Written by Golam Rabbani, Founder & Lead Engineer
How to use this net worth calculator
- List your assets in the green section (cash, investments, home value, vehicle).
- List your liabilities in the red section (mortgage, credit card balances, student loans).
- Use "+ Add row" to include anything not in the defaults; remove rows you do not need.
- Press Calculate to see total assets, total liabilities, and net worth.
- Copy the result to track changes month over month.
About this net worth calculator
The net worth calculator gives you a single snapshot of personal finances: everything you own minus everything you owe. Tracking it once a quarter is more meaningful than checking a single account balance because it captures both sides of the ledger — paying down a credit card and adding $1,000 to an investment account both push net worth up by exactly that amount.
Worked example: assets — $5,000 in checking, $42,000 in a retirement account, $310,000 home value, $14,000 car = $371,000. Liabilities — $245,000 mortgage, $1,800 credit card, $22,000 student loan = $268,800. Net worth = 371,000 − 268,800 = $102,200. Watching that number rise (or fall) over time is the cleanest measure of whether your financial decisions are moving you forward.
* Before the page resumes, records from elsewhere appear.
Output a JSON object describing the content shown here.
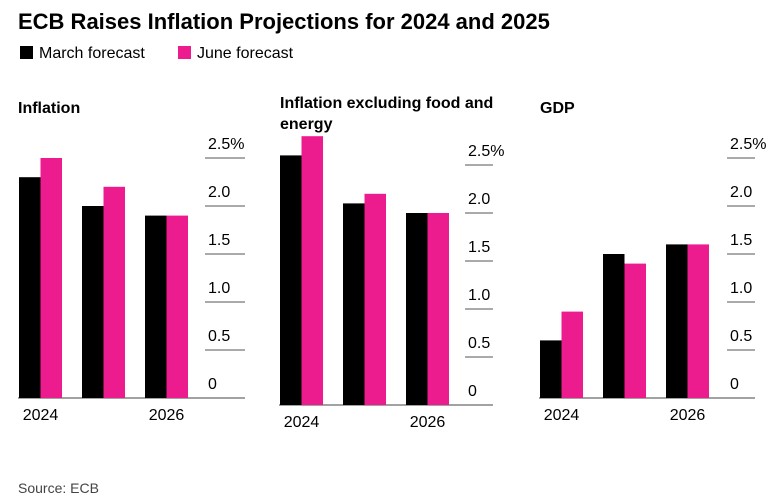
{
  "title": "ECB Raises Inflation Projections for 2024 and 2025",
  "source": "Source: ECB",
  "chart_data": [
    {
      "type": "bar",
      "title": "Inflation",
      "categories": [
        "2024",
        null,
        "2026"
      ],
      "series": [
        {
          "name": "March forecast",
          "color": "#000000",
          "values": [
            2.3,
            2.0,
            1.9
          ]
        },
        {
          "name": "June forecast",
          "color": "#ec1c8f",
          "values": [
            2.5,
            2.2,
            1.9
          ]
        }
      ],
      "ylim": [
        0,
        2.5
      ],
      "yticks": [
        0,
        0.5,
        {
          "value": 1,
          "label": "1.0"
        },
        1.5,
        {
          "value": 2,
          "label": "2.0"
        },
        {
          "value": 2.5,
          "label": "2.5%"
        }
      ]
    },
    {
      "type": "bar",
      "title": "Inflation excluding food and energy",
      "categories": [
        "2024",
        null,
        "2026"
      ],
      "series": [
        {
          "name": "March forecast",
          "color": "#000000",
          "values": [
            2.6,
            2.1,
            2.0
          ]
        },
        {
          "name": "June forecast",
          "color": "#ec1c8f",
          "values": [
            2.8,
            2.2,
            2.0
          ]
        }
      ],
      "ylim": [
        0,
        2.8
      ],
      "yticks": [
        0,
        0.5,
        {
          "value": 1,
          "label": "1.0"
        },
        1.5,
        {
          "value": 2,
          "label": "2.0"
        },
        {
          "value": 2.5,
          "label": "2.5%"
        }
      ]
    },
    {
      "type": "bar",
      "title": "GDP",
      "categories": [
        "2024",
        null,
        "2026"
      ],
      "series": [
        {
          "name": "March forecast",
          "color": "#000000",
          "values": [
            0.6,
            1.5,
            1.6
          ]
        },
        {
          "name": "June forecast",
          "color": "#ec1c8f",
          "values": [
            0.9,
            1.4,
            1.6
          ]
        }
      ],
      "ylim": [
        0,
        2.5
      ],
      "yticks": [
        0,
        0.5,
        {
          "value": 1,
          "label": "1.0"
        },
        1.5,
        {
          "value": 2,
          "label": "2.0"
        },
        {
          "value": 2.5,
          "label": "2.5%"
        }
      ]
    }
  ]
}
A common mistake is entering the original purchase price of a car or home instead of today's resale value. A car bought for $35,000 three years ago might be worth only $20,000 today — using purchase price overstates assets by $15,000 and flatters your net worth figure. Use realistic resale values for cars and homes, not original purchase prices. All math runs in the browser; nothing is uploaded or saved.
FAQ
- What counts as an asset?
- Anything you own that has resale value: cash and bank balances, investment accounts (brokerage, retirement, HSA), real estate at current market value, vehicles at trade-in value, and valuable personal property. Use today's realistic resale price, not original cost.
- What counts as a liability?
- Any money you owe: mortgage principal, car loans, student loans, credit card balances, personal loans, and unpaid taxes. Use current balances, not original loan amounts.
- Can my net worth be negative?
- Yes. If your liabilities exceed your assets — common for new graduates with student loans or homeowners early in a mortgage — net worth is negative. The goal is to track the trajectory over time and watch it move toward positive.
- How often should I update it?
- Quarterly is enough for most people. Monthly gives more signal but also more noise from market swings. Pick a cadence you can sustain.
- Does the tool save my numbers?
- No. Every calculation happens entirely in your browser. Your asset and liability figures are never sent to a server or stored — closing the tab clears them.